Even young workers generally do not use AI at work. Gallup survey released this week We asked Gen Z adults about using Gen AI at work. Only 30% said they used it for work, and over half said they didn’t have a formal AI policy in their workplace. In the survey, 29% said AI is not present in the job, and 36% said risk outweighed the benefits of the job.

Just because you can or can use AI in the workplace doesn’t mean it’s worth it. A report by consulting firm Coastal this month, half of the business leaders surveyed said they saw it There is no measurable return on investment from AIand only 21% reported proven results. Coast believes this gap between hype and outcomes is attributed to the cutting between experiments and strategies.

“In the absence of clear business integrity or defined outcomes, AI risks staying in the ‘interesting but isolated’ category,” the coastal report said.

AI problems at work

GEN AI systems like ChatGPT may be able to generate answers to various queries, but they don’t answer them the same way as humans do. For one thing, they tend to do Errors known as hallucinations – Instead of admitting that they don’t know the answer, they essentially make things.

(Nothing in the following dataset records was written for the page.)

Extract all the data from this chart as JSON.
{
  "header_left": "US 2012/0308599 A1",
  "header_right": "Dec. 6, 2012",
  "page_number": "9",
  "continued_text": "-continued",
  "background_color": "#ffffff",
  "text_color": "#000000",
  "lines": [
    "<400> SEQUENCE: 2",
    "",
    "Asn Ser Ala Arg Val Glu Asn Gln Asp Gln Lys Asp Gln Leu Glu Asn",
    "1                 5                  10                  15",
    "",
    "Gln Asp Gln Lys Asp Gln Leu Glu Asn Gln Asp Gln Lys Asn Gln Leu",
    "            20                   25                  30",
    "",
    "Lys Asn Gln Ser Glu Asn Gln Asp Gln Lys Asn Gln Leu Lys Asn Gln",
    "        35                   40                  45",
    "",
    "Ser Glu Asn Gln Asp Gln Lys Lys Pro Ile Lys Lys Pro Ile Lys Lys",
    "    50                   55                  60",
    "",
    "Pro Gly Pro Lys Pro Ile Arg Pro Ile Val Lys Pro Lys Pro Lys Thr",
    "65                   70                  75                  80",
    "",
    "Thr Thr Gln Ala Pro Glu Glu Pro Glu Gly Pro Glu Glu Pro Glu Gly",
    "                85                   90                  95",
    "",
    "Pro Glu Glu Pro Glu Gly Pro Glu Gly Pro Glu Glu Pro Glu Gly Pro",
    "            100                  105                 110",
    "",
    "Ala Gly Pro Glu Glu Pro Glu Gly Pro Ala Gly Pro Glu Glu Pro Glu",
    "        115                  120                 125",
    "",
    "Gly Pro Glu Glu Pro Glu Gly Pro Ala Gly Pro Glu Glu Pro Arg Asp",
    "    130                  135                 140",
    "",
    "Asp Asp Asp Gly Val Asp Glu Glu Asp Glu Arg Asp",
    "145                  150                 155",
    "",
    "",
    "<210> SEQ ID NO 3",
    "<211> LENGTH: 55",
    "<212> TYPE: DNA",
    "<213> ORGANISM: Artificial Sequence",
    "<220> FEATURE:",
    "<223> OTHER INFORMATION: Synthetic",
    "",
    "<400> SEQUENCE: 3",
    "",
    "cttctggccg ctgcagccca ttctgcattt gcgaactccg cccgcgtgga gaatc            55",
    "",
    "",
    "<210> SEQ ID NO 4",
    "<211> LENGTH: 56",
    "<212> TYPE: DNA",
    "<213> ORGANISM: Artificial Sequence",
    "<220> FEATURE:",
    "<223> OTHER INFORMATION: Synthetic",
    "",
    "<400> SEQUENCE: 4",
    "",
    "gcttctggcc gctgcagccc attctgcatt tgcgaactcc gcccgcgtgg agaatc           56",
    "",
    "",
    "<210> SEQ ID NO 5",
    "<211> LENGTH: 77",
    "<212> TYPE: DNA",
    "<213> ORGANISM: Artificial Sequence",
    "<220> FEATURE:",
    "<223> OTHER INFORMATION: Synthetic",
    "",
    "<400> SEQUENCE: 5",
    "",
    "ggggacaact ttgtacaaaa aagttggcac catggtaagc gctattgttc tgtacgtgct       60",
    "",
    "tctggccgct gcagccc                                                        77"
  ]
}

It makes it essential Use AI wisely And don’t trust the answer, as always, as it’s the right thing to do. Especially large popular language models like ChatGpt are trained with a huge amount of data, but not everything is suitable for your job, and not everything.

These types of models “should not be used in practice for work,” Sahin said. “When you’re thinking about using AI in your business, you can’t hallucinate and you can’t be wrong.”

At work, you need specialized tools that are less likely to hallucinate and are easy to verify and correct, she said. Workers need to be able to detect and fix these issues in order to use AI more frequently.

Learning these skills is just part of the job right now at Shopify, Lutke writes. “Frankly, I don’t think it’s feasible to opt out of learning the skills to apply AI in your craft. You should give it a try.